Re: question about iterating hash_map
On Jul 31, 3:58 pm, Erik Wikstr=F6m <Erik-wikst...@telia.com> wrote:
On 2008-07-31 15:50, fra...@gmail.com wrote:
I have a hash_map with string as key and an object pointer
as value. the object is like
class{
public:
float a;
float b;
...
}
I have two threads, one thread is keep updating the
hash_map, add new or grab the object and update the value.

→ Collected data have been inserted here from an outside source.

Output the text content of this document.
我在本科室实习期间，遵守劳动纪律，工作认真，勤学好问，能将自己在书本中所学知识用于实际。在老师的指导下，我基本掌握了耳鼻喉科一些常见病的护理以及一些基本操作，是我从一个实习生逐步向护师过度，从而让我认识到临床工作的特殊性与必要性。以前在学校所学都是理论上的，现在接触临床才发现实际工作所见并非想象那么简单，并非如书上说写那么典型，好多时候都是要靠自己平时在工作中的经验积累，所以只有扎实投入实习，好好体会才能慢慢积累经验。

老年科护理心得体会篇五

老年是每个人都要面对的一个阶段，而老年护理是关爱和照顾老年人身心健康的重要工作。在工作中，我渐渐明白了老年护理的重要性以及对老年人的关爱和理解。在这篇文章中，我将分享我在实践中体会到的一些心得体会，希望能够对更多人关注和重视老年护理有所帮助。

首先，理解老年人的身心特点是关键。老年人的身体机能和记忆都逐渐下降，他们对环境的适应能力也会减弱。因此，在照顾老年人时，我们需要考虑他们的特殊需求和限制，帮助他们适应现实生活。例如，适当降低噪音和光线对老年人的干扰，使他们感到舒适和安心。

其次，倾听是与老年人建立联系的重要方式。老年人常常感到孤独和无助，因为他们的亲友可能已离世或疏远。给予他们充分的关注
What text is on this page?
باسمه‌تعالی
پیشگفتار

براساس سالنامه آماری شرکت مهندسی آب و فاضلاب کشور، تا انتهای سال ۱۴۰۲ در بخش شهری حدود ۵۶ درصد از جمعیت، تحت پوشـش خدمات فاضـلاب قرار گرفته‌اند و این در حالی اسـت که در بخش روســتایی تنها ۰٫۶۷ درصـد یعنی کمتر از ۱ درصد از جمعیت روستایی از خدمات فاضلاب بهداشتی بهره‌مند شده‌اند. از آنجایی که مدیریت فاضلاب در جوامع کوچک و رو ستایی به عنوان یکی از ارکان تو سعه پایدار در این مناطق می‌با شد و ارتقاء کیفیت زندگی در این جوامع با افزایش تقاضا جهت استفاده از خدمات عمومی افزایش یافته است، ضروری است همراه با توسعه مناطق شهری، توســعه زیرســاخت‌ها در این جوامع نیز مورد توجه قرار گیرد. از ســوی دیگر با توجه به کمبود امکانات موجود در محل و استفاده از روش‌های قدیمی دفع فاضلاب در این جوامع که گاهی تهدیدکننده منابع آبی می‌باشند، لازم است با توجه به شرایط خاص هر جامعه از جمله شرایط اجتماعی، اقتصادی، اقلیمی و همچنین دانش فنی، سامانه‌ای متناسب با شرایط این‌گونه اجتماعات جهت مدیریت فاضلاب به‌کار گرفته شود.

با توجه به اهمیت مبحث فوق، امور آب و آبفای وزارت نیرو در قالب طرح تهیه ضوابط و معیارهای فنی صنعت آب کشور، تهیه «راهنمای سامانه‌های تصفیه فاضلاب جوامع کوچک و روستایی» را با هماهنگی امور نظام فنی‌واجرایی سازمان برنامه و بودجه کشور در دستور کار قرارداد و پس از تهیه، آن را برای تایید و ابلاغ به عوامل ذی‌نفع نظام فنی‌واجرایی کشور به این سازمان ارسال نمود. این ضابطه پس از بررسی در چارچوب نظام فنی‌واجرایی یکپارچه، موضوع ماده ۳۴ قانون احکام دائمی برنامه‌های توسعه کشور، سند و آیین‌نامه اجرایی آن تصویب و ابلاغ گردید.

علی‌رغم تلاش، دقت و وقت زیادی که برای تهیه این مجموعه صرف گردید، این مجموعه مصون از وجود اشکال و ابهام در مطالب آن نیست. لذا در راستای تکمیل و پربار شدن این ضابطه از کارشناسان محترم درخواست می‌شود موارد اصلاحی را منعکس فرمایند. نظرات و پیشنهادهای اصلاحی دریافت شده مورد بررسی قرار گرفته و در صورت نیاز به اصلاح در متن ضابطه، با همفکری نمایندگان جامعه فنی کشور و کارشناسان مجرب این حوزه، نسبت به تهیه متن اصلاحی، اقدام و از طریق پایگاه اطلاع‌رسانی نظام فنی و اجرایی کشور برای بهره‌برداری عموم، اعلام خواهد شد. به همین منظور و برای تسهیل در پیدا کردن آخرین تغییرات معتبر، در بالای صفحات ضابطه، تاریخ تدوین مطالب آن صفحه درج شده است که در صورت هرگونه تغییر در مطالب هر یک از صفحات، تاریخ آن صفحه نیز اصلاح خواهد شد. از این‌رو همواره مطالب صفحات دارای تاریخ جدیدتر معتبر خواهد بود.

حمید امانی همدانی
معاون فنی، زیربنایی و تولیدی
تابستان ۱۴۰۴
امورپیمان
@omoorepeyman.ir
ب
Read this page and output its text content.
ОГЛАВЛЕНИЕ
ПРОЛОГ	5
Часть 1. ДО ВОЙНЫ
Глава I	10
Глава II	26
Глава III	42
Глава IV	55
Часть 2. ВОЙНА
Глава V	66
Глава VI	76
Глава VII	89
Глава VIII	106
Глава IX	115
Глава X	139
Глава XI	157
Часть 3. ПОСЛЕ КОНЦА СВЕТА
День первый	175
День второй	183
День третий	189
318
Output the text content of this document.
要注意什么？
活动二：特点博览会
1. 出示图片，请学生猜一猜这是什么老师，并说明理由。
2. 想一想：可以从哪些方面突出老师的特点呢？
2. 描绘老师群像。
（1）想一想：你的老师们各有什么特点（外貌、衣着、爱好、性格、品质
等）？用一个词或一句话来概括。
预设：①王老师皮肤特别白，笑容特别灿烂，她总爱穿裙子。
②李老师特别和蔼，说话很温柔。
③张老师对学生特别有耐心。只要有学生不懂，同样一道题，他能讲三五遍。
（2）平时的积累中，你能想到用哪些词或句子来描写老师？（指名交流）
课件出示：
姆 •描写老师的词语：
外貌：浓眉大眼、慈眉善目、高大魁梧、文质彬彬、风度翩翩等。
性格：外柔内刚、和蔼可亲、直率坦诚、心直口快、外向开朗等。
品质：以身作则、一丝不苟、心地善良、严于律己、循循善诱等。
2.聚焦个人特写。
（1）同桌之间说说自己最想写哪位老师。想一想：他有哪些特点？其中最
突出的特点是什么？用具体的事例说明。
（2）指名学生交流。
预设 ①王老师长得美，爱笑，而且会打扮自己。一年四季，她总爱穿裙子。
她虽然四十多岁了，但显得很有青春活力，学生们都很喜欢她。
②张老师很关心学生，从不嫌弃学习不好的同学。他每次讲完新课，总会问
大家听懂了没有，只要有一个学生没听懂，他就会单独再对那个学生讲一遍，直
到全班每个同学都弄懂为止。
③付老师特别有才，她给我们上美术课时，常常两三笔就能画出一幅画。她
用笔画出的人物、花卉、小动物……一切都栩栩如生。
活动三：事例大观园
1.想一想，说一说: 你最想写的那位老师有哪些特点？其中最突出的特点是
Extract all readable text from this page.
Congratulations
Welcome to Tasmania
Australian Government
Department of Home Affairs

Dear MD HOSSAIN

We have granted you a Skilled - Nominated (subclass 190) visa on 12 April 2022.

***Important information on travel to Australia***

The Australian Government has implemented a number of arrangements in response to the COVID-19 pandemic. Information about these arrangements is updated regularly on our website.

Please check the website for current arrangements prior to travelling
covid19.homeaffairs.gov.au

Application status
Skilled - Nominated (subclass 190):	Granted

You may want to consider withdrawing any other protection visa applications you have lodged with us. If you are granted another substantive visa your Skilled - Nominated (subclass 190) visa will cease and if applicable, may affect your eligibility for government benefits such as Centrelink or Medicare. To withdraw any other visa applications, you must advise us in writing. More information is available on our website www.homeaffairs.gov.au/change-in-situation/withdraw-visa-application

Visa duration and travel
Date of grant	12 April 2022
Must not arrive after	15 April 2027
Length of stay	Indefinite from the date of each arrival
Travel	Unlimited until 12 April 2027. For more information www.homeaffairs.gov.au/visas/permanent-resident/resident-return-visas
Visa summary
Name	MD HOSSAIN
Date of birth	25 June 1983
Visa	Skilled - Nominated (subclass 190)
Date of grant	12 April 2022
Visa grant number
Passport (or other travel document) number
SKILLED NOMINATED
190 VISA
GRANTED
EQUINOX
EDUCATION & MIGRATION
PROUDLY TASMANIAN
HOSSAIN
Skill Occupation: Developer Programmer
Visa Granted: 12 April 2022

Another thread is retrieving the object and read the value
randomly.
It is ok if the reading thread get the stale value
sometimes, but not acceptable if reading corrupted value
inside the object.
For performance concern, I do not want to lock the hash_map
when two threads are doing as
add
find by key and grab the object and update the value inside the object
I will put a mutex inside the object to make sure the read
will not get corrupted value. However, I am little concerned
when one thread doing the find on the key while another
thread is adding a new item, which will change the size of
the hash_map.
In C#, if I do not lock a collection when doing iteration,
other action on the hash_map at the same time (as an add)
may cause the exception. I have a little concerned whether
the same problem could happen on C++ hash_map. I am using
Redhat with gcc, on ext/hash_map.
Please note that hash_map is not part of the C++ language and
as such it is not topical in this group.
It will be in the next version of the standard (under the name
unsorted_map), and is probably available pretty much everywhere
today, with slight differences.
Threading too will be in the next version of the standard.
What you should do is to read the documentation for you
implementation and see if inserting elements invalidates
iterators, for some containers it does not not. Also you want
to know if operations on the container are thread-safe or not.
If the operations are not thread-safe but insertions does not
invalidate iterators you only need a mutex around the
insertion and around the find operations, but not for the
update.
It's a node based container, so insertions shouldn't invalidate
iterators. On the other hand, I rather suspect that any thread
safety guarantees will be given at the level of the container,
and not at the level of any particular iterator into it. So he
probably needs to lock all access, regardless of how it occurs.